Kalau demikian mengapa dalam 1Korintus 14:13 seseorang yang mempunyai karunia bahasa Roh diharuskan meminta karunia penafsiran bahasa Roh?
Ini suatu perkecualian. Mengapa dikecualikan? Rupa-rupanya karena karunia bahasa Roh dan karunia penafsiran bahasa Roh adalah dua karunia yang berpasangan. Karena itu seringkali disebutkan secara berurutan (1Kor 12:10,30) dan dikatakan bahwa karunia bahasa Roh tidak ada gunanya, kalau tidak disertai karunia penafsiran bahasa Roh (1Kor 14:5-9,26-28), dan jelas bahwa karunia penafsiran bahasa Roh juga tidak ada gunanya kalau tidak disertai karunia bahasa Roh. Karena itulah maka orang yang mempunyai karunia bahasa Roh disuruh meminta karunia penafsiran bahasa Roh.
Dalam perkecualian ini sajalah kita bisa meminta suatu karunia, tetapi tidak bisa dalam hal-hal yang lain.
3) Timbul bahasa roh yang palsu.
Gereja (dan persekutuan) Pentakosta dan Kharismatik jaman sekarang dipenuhi dengan ‘bahasa roh’. Dalam setiap pertemuan ibadah / persekutuan, bahkan tiap hari secara pribadi, berjuta-juta orang Kharismatik di seluruh dunia ‘berbahasa roh’. Perlu saudara perhatikan bahwa ini adalah suatu keadaan yang bahkan dalam Kitab Sucipun tidak pernah terjadi!
Dalam Kitab Suci peristiwa bahasa Roh hanya terjadi pada Kisah Para Rasul 2:1-13 Kis 10:44-46 Kis 19:1-6. Lalu ada beberapa bagian lain yang membicarakan bahasa Roh yaitu dalam Mark 16:17 1Kor 12-14. Mengapa dalam Kitab Suci sendiri begitu sedikit, sedangkan jaman sekarang begitu sering / banyak orang berbahasa roh? Jelas bahwa sekarang ada banyak bahasa roh yang palsu, bahkan mayoritas dari bahasa roh jaman sekarang ini adalah bahasa roh yang palsu!
· Itu adalah suatu dusta sengaja, karena orang yang sebetulnya tidak punya bahasa Roh, lalu berbuat seakan-akan punya bahasa Roh.
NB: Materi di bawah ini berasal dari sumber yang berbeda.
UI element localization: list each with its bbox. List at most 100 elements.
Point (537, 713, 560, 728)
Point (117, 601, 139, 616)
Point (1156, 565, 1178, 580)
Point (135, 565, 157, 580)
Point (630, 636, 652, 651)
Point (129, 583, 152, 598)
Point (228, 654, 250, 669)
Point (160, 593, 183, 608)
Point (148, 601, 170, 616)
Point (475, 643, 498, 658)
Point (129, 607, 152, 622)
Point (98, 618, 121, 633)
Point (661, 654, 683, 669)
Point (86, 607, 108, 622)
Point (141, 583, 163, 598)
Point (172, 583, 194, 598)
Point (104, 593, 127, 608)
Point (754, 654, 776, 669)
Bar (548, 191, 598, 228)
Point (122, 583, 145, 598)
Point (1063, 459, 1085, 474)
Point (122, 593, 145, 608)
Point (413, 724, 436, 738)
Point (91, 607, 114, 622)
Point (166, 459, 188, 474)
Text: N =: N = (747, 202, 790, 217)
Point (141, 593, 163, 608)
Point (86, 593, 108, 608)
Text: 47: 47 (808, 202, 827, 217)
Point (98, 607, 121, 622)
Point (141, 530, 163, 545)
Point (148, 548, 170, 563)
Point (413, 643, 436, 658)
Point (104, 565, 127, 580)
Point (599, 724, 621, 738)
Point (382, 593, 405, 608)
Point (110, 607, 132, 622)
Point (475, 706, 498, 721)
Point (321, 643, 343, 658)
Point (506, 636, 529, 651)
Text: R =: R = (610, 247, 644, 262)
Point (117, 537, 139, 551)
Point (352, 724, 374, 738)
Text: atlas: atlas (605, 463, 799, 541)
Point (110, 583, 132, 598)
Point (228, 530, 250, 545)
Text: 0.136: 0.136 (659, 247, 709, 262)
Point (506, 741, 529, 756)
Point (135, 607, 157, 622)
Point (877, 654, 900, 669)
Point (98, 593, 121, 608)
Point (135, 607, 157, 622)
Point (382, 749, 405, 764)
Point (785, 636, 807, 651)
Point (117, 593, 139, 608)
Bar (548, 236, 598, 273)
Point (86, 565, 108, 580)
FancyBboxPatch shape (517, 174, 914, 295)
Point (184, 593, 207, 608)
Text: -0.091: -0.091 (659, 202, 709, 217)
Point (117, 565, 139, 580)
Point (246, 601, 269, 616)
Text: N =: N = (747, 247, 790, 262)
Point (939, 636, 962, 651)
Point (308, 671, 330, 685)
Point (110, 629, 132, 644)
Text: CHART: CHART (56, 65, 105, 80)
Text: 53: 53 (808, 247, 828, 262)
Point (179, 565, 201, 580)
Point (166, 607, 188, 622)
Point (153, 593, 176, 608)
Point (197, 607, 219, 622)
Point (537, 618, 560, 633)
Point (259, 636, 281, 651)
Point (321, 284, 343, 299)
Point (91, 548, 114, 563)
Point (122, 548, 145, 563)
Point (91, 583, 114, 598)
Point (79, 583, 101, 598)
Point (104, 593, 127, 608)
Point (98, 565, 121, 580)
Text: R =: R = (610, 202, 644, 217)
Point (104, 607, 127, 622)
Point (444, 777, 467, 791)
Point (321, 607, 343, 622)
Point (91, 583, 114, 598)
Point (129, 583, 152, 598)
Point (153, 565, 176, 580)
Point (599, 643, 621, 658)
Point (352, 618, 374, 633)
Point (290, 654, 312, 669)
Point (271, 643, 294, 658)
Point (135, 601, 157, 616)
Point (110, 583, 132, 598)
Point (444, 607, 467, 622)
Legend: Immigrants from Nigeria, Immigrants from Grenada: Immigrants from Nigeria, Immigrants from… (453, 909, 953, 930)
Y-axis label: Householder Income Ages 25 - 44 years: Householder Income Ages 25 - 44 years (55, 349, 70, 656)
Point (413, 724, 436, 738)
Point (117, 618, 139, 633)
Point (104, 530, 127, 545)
Dengan ini mereka bersikap munafik dan mendustai orang-orang di sekelilingnya!
· Itu merupakan suatu kesengajaan untuk memalsukan sesuatu yang dari Allah.
Jangan lupa bahwa bahasa Roh yang benar adalah suatu karunia dari Allah. Dengan seseorang mengusahakannya sendiri, ia menjadi seorang pemalsu karunia Allah.
Cara mengecheck bahasa Roh asli / palsu.
a) Orang yang berbahasa Roh itu Kristen sungguh-sungguh atau tidak?
1. Periksalah kepercayaan / pengertian orang itu tentang hal-hal dasar dari kekristenan. Misalnya:
· Apakah ia mengerti dan percaya bahwa Yesus adalah sungguh-sungguh Allah dan sungguh-sungguh manusia?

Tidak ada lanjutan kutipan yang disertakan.